When there’s no hope of recovery, how do you recover hope?
When there’s no hope of recovery, how do you recover hope?
You and I both know that question, I’m guessing.
I wrestle with it regularly as a hospital chaplain. When I’m called to a room after Eddie hears his diagnosis. When the ambulance brings in 5-year-old Bree. When you hear that the treatment isn’t working like it used to. When the Alzheimer’s moves ahead bit by irreversible bit.
As a neurosurgeon, Dr Lee Warren often can offer remarkable hope for recovery. He’s been looking inside brains for years, doing the work that we can’t imagine but are grateful for. But with glioblastoma multiforme, a particular kind of brain tumor, the prognosis is always grim. Eighteen months, on average, from diagnosis to death.
So what do you say to the person in front of you with a growth that can’t be eliminated? What do you say to families who can’t believe there isn’t some kind of cure? And, if you are honest about your faith, what do you say to God?
In I’ve Seen the End of You, Lee takes us inside his head and heart as he wrestles with these questions. It’s as if we get to see in real time how a physician, father, and follower of Jesus tests his faith, his training and his experience against each other. Which do we use to make sense of what is happening in front of us? And, by the end of the book, we are able to see one person’s well-reflected answers to the question of hope in really hard places.
This sense of processing, of journey, is unusual and is true. This is how we live, each of us. But we don’t expect to read about it from someone who should know the answers. And yet, the best of the physicians I work with as I sit with families in difficult situations has this kind of humility. In a gift to us, Lee opens his life to us enough to understand his struggle, and for us to know that we’re not alone in ours.
The reason I included father in that list a few sentences ago is because Lee and Lisa have to wrestle through the grief and struggle for meaning when their son, Mitch, died. Lee brings us into that journey as well.
This isn’t an easy book to read. Which is why it’s important to read this book when we’re not in easy situations.
Chaplains, pastors, healthcare workers, first responders, people who care for other people will all benefit from this book.
+++
So here’s where in a review, you should talk about having received a copy.
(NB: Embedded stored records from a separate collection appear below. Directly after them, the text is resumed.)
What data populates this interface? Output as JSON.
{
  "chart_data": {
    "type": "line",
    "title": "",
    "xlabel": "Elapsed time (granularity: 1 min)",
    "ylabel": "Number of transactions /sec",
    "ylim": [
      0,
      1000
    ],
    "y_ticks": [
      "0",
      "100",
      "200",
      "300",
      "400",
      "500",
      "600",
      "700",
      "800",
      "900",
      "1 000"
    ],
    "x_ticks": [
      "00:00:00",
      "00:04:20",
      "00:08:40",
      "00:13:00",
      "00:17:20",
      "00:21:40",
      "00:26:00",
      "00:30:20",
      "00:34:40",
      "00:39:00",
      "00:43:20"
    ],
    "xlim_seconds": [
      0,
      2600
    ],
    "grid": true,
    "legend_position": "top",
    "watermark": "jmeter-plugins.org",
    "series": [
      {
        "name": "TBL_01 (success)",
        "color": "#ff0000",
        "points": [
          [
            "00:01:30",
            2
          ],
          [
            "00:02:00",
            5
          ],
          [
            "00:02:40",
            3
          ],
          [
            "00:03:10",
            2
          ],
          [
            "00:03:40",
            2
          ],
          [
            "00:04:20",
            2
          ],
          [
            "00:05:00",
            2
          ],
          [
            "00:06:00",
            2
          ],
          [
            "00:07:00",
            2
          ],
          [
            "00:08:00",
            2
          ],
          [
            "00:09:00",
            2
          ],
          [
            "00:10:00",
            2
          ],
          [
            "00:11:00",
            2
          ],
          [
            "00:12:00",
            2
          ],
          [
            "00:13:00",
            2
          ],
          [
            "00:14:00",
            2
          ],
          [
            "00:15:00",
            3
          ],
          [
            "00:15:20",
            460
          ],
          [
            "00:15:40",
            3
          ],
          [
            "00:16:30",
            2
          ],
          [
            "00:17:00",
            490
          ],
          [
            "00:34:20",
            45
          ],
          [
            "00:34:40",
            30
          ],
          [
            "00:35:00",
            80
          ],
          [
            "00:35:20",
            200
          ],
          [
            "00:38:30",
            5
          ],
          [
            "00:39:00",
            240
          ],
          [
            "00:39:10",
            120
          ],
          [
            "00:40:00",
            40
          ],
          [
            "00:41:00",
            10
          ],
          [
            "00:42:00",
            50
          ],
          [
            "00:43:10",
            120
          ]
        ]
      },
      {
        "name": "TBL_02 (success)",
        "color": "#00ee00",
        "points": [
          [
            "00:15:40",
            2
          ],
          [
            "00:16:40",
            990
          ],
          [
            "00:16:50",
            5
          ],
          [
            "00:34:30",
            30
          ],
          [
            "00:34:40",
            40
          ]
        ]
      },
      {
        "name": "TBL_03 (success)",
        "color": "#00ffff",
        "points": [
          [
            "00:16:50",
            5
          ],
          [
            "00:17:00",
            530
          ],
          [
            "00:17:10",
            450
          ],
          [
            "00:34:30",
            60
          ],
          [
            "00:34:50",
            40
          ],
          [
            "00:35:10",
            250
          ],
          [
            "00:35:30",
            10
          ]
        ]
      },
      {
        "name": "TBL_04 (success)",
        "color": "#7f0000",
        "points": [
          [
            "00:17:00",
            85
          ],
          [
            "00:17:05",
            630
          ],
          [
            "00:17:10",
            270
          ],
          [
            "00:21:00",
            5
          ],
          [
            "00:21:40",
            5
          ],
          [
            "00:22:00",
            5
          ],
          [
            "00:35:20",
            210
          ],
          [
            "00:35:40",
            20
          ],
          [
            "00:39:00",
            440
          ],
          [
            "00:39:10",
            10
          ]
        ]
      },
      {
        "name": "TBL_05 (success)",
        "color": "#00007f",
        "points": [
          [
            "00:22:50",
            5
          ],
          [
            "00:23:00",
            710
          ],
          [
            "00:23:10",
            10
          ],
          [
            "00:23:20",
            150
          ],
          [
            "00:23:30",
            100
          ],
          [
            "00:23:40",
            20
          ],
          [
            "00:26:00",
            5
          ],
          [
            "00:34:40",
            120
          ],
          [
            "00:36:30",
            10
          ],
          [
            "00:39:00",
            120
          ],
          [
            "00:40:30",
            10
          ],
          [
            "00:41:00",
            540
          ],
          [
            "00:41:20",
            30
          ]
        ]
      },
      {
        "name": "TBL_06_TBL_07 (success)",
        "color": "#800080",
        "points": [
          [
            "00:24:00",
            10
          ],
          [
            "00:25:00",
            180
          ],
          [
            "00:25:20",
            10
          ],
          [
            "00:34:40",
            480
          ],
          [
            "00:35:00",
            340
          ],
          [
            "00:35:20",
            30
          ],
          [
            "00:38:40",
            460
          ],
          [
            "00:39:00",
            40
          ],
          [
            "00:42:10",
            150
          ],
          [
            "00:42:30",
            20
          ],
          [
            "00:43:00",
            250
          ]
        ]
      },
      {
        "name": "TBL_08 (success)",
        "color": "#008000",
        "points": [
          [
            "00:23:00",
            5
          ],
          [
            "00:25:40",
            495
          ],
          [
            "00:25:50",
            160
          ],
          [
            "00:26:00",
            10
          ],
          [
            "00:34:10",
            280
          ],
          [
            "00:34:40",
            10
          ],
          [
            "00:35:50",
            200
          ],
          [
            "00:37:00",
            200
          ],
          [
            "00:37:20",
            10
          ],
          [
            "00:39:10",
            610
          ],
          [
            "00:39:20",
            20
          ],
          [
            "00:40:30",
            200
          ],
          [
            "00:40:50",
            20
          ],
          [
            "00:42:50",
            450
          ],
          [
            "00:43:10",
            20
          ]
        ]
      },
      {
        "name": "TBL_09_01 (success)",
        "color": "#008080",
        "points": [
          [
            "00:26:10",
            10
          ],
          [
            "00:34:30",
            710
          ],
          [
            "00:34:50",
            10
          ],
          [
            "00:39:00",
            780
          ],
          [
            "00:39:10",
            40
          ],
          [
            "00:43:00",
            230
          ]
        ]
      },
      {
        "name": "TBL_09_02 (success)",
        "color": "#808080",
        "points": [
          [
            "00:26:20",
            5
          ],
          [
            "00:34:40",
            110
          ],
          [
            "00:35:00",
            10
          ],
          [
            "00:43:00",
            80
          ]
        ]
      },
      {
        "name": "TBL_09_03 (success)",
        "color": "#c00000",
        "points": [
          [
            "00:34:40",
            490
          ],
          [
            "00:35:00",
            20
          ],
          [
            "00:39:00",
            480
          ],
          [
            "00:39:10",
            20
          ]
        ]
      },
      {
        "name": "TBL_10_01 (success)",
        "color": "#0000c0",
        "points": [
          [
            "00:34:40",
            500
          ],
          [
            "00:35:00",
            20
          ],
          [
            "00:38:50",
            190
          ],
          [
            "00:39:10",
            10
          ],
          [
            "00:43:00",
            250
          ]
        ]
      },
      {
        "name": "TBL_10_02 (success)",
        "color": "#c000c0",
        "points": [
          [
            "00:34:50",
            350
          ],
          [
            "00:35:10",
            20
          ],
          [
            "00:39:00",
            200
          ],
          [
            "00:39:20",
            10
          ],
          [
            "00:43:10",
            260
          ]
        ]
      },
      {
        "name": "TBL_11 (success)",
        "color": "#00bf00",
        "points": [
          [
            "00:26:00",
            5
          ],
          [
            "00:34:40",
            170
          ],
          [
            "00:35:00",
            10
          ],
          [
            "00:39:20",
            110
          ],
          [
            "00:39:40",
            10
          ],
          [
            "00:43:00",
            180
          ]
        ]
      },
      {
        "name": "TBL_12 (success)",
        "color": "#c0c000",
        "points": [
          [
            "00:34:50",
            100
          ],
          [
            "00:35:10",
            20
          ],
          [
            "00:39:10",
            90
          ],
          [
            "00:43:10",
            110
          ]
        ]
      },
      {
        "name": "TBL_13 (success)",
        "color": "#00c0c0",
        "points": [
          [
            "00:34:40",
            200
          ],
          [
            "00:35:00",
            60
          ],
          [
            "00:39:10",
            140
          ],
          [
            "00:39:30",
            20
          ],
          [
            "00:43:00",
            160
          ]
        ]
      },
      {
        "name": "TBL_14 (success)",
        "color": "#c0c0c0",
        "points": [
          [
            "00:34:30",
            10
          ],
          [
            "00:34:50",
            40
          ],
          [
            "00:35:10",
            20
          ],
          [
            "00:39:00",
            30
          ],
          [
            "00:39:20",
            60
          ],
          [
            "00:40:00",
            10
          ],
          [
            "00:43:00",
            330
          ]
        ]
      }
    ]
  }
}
My disclosure is a little different. I read an early manuscript of this book a few years ago, shortly after I started being a chaplain. It helped me understand several things medically. It helped me understand the faith struggles of healthcare colleagues. And it pushed me to think beyond the diagnosis I read in the charts into thinking about the needs of the people I sit with.
I’ve been encouraging Lee to push through this process because of how helpful this book has been to me. And in the process it’s gotten better and better.
So yes, I’ve received a copy or two. I’ve not been pressured to make any kind of review. But I am a better chaplain because of this book.